The reserve hosts the full range of western Altai dark taiga and forest-steppe animals: 67 species of mammal have reported on the site. Common mammals are the brown bear, red deer, roe deer, moose and especially hare. The population of beaver has grown, with resulting ponds and change to streams. In the steppe-like areas in the north of the reserve, wild boars are established. All 11 species of bat known to live in the Altai region are found in the caves around the village of Tigirek. Common birds include the forest grouse, black grouse, common nutcrackers, and many types of owl. At the sub-alpine levels, Ptarmigan are common. Scientists on the reserve have recorded 142 species of birds.

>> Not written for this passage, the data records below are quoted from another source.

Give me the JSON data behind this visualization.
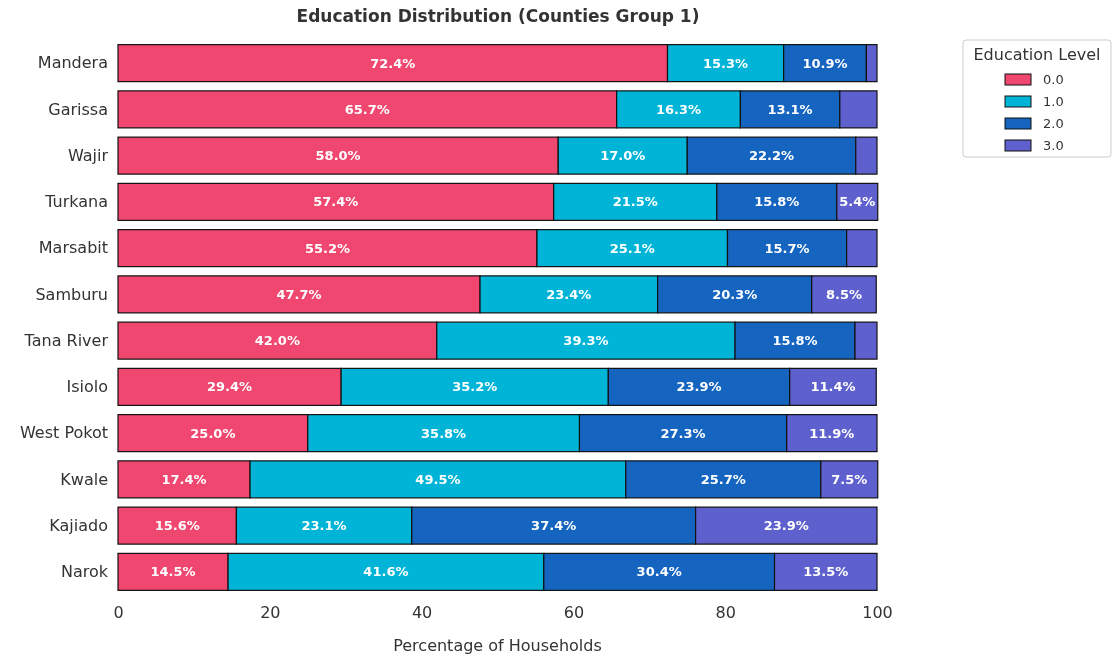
{
  "chart_data": {
    "type": "bar",
    "title": "Education Distribution (Counties Group 1)",
    "xlabel": "Percentage of Households",
    "legend_title": "Education Level",
    "orientation": "horizontal",
    "stacked": true,
    "legend": "top right",
    "xlim": [
      0,
      100
    ],
    "xticks": [
      0,
      20,
      40,
      60,
      80,
      100
    ],
    "categories": [
      "Mandera",
      "Garissa",
      "Wajir",
      "Turkana",
      "Marsabit",
      "Samburu",
      "Tana River",
      "Isiolo",
      "West Pokot",
      "Kwale",
      "Kajiado",
      "Narok"
    ],
    "series": [
      {
        "name": "0.0",
        "color": "#ef476f",
        "values": [
          72.4,
          65.7,
          58.0,
          57.4,
          55.2,
          47.7,
          42.0,
          29.4,
          25.0,
          17.4,
          15.6,
          14.5
        ],
        "value_labels": [
          "72.4%",
          "65.7%",
          "58.0%",
          "57.4%",
          "55.2%",
          "47.7%",
          "42.0%",
          "29.4%",
          "25.0%",
          "17.4%",
          "15.6%",
          "14.5%"
        ]
      },
      {
        "name": "1.0",
        "color": "#00b4d8",
        "values": [
          15.3,
          16.3,
          17.0,
          21.5,
          25.1,
          23.4,
          39.3,
          35.2,
          35.8,
          49.5,
          23.1,
          41.6
        ],
        "value_labels": [
          "15.3%",
          "16.3%",
          "17.0%",
          "21.5%",
          "25.1%",
          "23.4%",
          "39.3%",
          "35.2%",
          "35.8%",
          "49.5%",
          "23.1%",
          "41.6%"
        ]
      },
      {
        "name": "2.0",
        "color": "#1565c0",
        "values": [
          10.9,
          13.1,
          22.2,
          15.8,
          15.7,
          20.3,
          15.8,
          23.9,
          27.3,
          25.7,
          37.4,
          30.4
        ],
        "value_labels": [
          "10.9%",
          "13.1%",
          "22.2%",
          "15.8%",
          "15.7%",
          "20.3%",
          "15.8%",
          "23.9%",
          "27.3%",
          "25.7%",
          "37.4%",
          "30.4%"
        ]
      },
      {
        "name": "3.0",
        "color": "#5e60ce",
        "values": [
          1.4,
          4.9,
          2.8,
          5.4,
          4.0,
          8.5,
          2.9,
          11.4,
          11.9,
          7.5,
          23.9,
          13.5
        ],
        "value_labels": [
          null,
          null,
          null,
          "5.4%",
          null,
          "8.5%",
          null,
          "11.4%",
          "11.9%",
          "7.5%",
          "23.9%",
          "13.5%"
        ]
      }
    ]
  }
}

==Ecoeducation and access==
As a strict nature reserve, the Tigirekskiy Reserve is mostly closed to the general public, although scientists and those with 'environmental education' purposes can make arrangements with park management for visits. There is a public nature center in Baranovka, in the Zmeinogorsk district. There are also many 'ecotourist' routes in the reserve that are open to the public, but passes must be obtained two weeks in advance. The reserve also provides guest houses and campsites in the buffer zones around the reserve. The main office is in the city of Barnaul.